Plenty operates a smaller demonstration farm in Laramie, Wyo., which came to Plenty as part of its June 2017 acquisition of Bright Agrotech. Plenty recently signed a lease on a building in Kent, Wash., that it plans to convert into a 100,000-sf vertical farm by the end of next year. It claims that the Kent farm, on approximately 2.5 acres, would yield 4.5 million lb of lettuce annually, compared to 15,000 lb per acre from field production.

Barnard declined to identify any AEC firms his company is working with. He’s also reticent about revealing his company’s growth plans outside of Plenty’s general goal of eventually placing a farm of between 100,000 sf and 250,000 sf in every city in the world with at least one million people—some 500 farms worldwide.

Barnard needs no prompting to talk about why vertical farming is filling in the gaps of conventional farming. His argument goes like this: The U.S. represents 4% of the world’s population, but consumes between 25% and 30% of the fruits and vegetables the world produces. Domestic production isn’t keeping up with demand: growers outside of the country currently provide 35% of what Americans eat. Fruits and vegetables grown domestically (much of which in California and Arizona) are often shipped 2,000 miles or more to reach store shelves. Some produce, like carrots, sits in storage for nine months. This means vital nutrients are being lost, and a good portion of food is thrown away because it spoils. Barnard claims that 50% of the calories grown in the field gets tossed in the U.S.

Vertical farms, on the other hand, provide a more efficient, localized solution. Plenty claims its farms can yield 350 times that of a comparable field acre, but require only 1% of the water. Because of their controlled environments and proximity to customers, vertical farms can deliver a tastier, fresher, and more nutritious product.

 

Bowery’s ability to create ideal growing conditions in a small indoor space depends on an integrated technology system. Grocers that buy produce from Bowery include Whole Foods and Foragers Market. Photo: Courtesy Bowery Farming.

 

Not a zero-sum game

Barnard’s pitch has won over investors that include funds controlled by Amazon’s Jeff Bezos and Google’s Eric Schmidt. Last July, Japan’s SoftBank Group invested a whopping $200 million in Plenty.

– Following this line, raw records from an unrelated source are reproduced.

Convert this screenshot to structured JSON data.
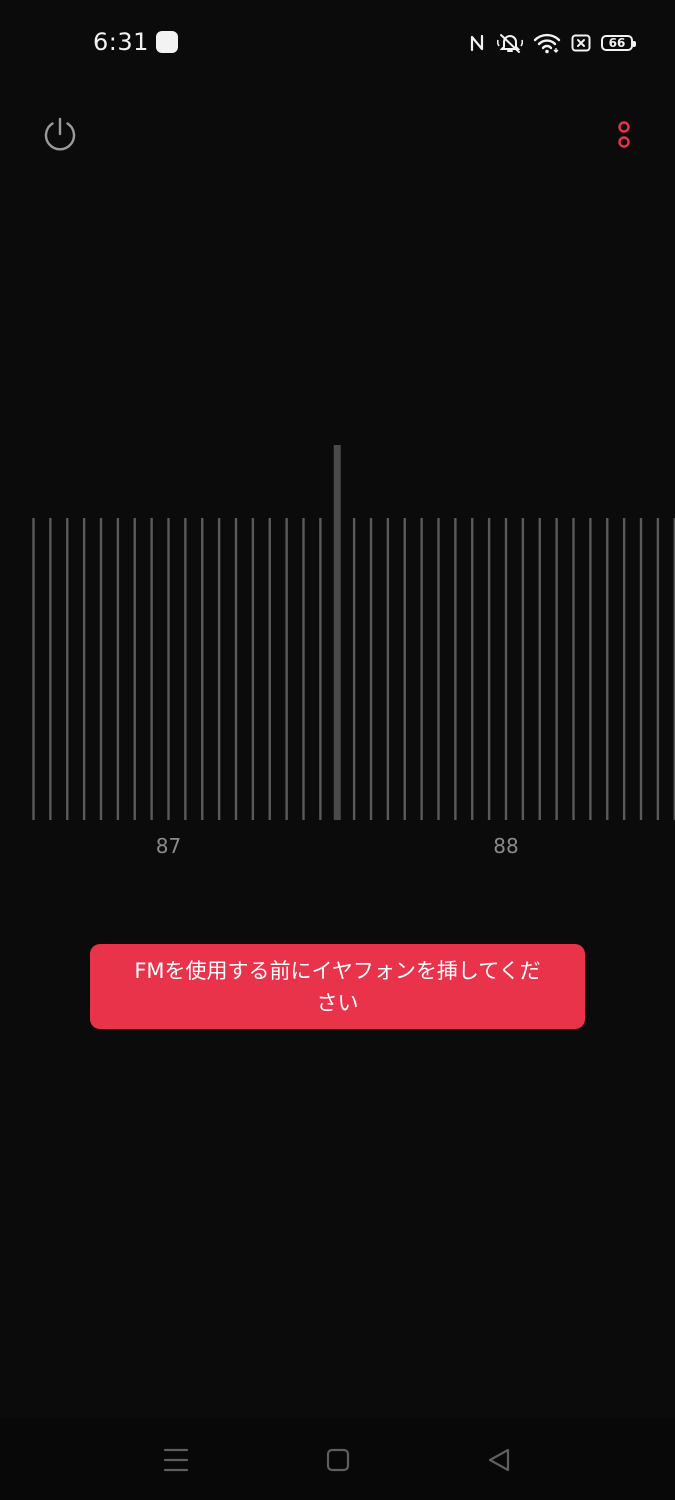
{
  "status_bar": {
    "time": "6:31",
    "battery_level": "66",
    "icons": [
      "app-notification-icon",
      "nfc-icon",
      "silent-icon",
      "wifi-icon",
      "sim-off-icon",
      "battery-icon"
    ]
  },
  "toolbar": {
    "power_icon": "power-icon",
    "more_icon": "more-vertical-icon"
  },
  "tuner": {
    "labels": [
      {
        "text": "87",
        "value": 87
      },
      {
        "text": "88",
        "value": 88
      }
    ],
    "current_frequency": 87.5,
    "range": [
      86.6,
      88.5
    ],
    "tick_step": 0.05
  },
  "toast": {
    "message": "FMを使用する前にイヤフォンを挿してください"
  },
  "colors": {
    "background": "#0b0b0b",
    "accent": "#e8334a",
    "tick": "#5a5a5a",
    "indicator": "#4a4a4a"
  },
  "nav": {
    "icons": [
      "menu-icon",
      "home-icon",
      "back-icon"
    ]
  }
}
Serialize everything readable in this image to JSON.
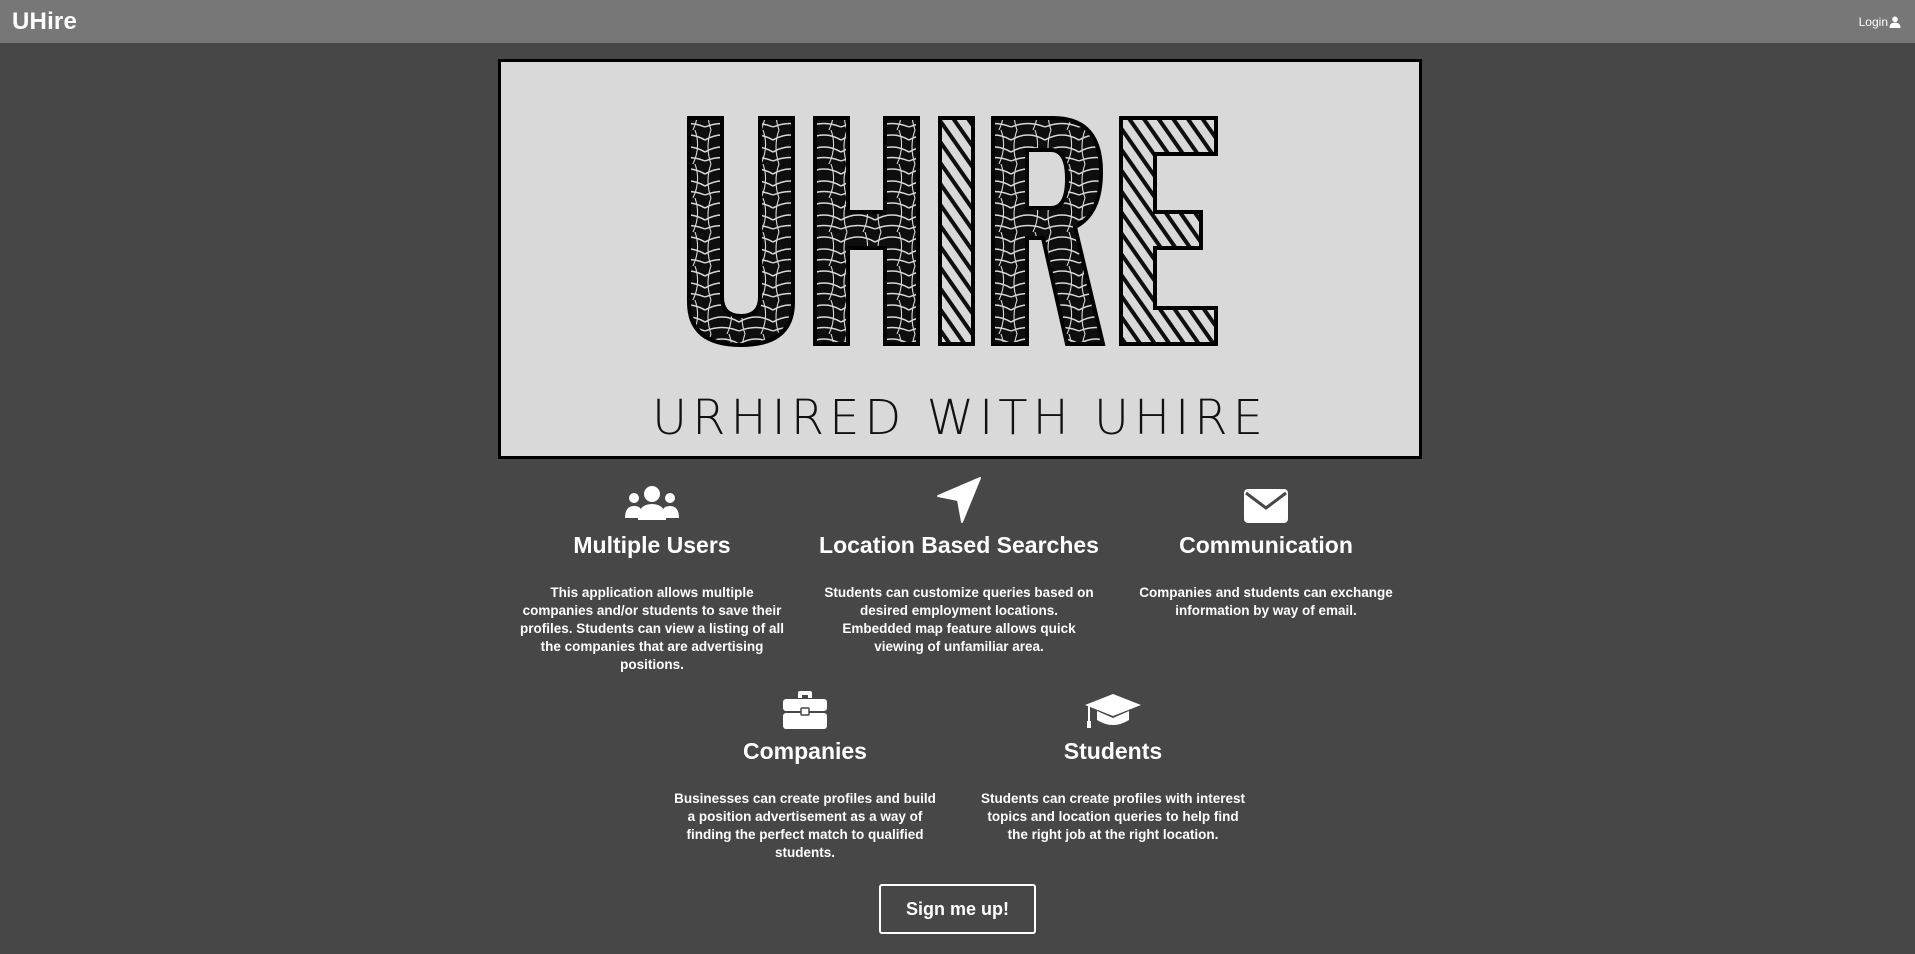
{
  "navbar": {
    "brand": "UHire",
    "login_label": "Login",
    "login_icon": "user-icon"
  },
  "hero": {
    "logo_text": "UHIRE",
    "tagline": "URHIRED WITH UHIRE"
  },
  "features": [
    {
      "icon": "users-icon",
      "title": "Multiple Users",
      "description": "This application allows multiple companies and/or students to save their profiles. Students can view a listing of all the companies that are advertising positions."
    },
    {
      "icon": "location-arrow-icon",
      "title": "Location Based Searches",
      "description": "Students can customize queries based on desired employment locations. Embedded map feature allows quick viewing of unfamiliar area."
    },
    {
      "icon": "envelope-icon",
      "title": "Communication",
      "description": "Companies and students can exchange information by way of email."
    },
    {
      "icon": "briefcase-icon",
      "title": "Companies",
      "description": "Businesses can create profiles and build a position advertisement as a way of finding the perfect match to qualified students."
    },
    {
      "icon": "graduation-cap-icon",
      "title": "Students",
      "description": "Students can create profiles with interest topics and location queries to help find the right job at the right location."
    }
  ],
  "signup": {
    "label": "Sign me up!"
  },
  "colors": {
    "background": "#474747",
    "navbar": "#777777",
    "hero_background": "#d9d9d9",
    "text": "#ffffff"
  }
}
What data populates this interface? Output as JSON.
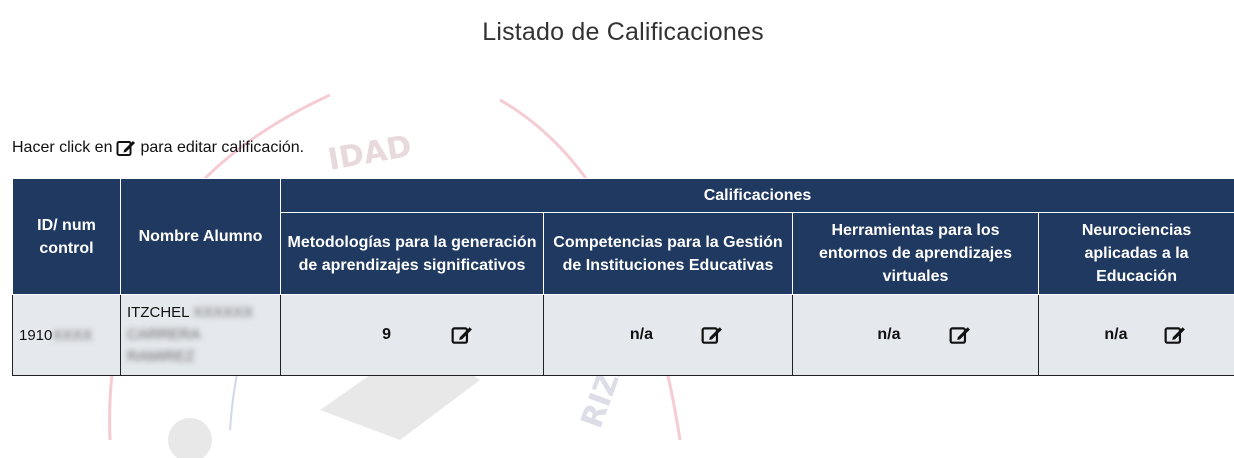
{
  "page": {
    "title": "Listado de Calificaciones",
    "hint_before": "Hacer click en",
    "hint_after": "para editar calificación."
  },
  "table": {
    "headers": {
      "id": "ID/ num control",
      "name": "Nombre Alumno",
      "group": "Calificaciones",
      "subjects": [
        "Metodologías para la generación de aprendizajes significativos",
        "Competencias para la Gestión de Instituciones Educativas",
        "Herramientas para los entornos de aprendizajes virtuales",
        "Neurociencias aplicadas a la Educación"
      ]
    },
    "rows": [
      {
        "id_visible": "1910",
        "id_blurred": "XXXX",
        "name_visible": "ITZCHEL",
        "name_blurred_1": "XXXXXX",
        "name_blurred_2": "CARRERA",
        "name_blurred_3": "RAMIREZ",
        "grades": [
          "9",
          "n/a",
          "n/a",
          "n/a"
        ]
      }
    ]
  },
  "icons": {
    "edit": "edit-icon"
  },
  "colors": {
    "header_bg": "#203960",
    "row_bg": "#e5e8ec"
  }
}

But the vertical farm arena has seen its share of busts. And those companies that have made it so far have yet to demonstrate they can grow anything other than leafy greens. (Barnard says Plenty has plans to explore growing strawberries and cucumbers by early 2018.)

While projected yields from vertical farms may be impressive, what remains to be seen is whether these companies can expand and make money. (Plenty has stated that it is ramping up to where it could build two to six farms per month.)

Some observers are also concerned that vertical farming will further minimize the need for human labor in an industry that, despite relentless automation, still accounts for 11% of U.S. jobs.

When Aerofarms opened its indoor farm in Newark, it created 78 jobs. And Barnard predicts that, depending on the market and the size of the facility, Plenty’s farms would employ between 50 and 300 people.

Barnard wants to steer the conversation about vertical farms away from the perception that they threaten conventional outdoor farming. “This isn’t a zero-sum game,” he says. “We’re adding to capacity, not taking away from what’s being grown in the field.”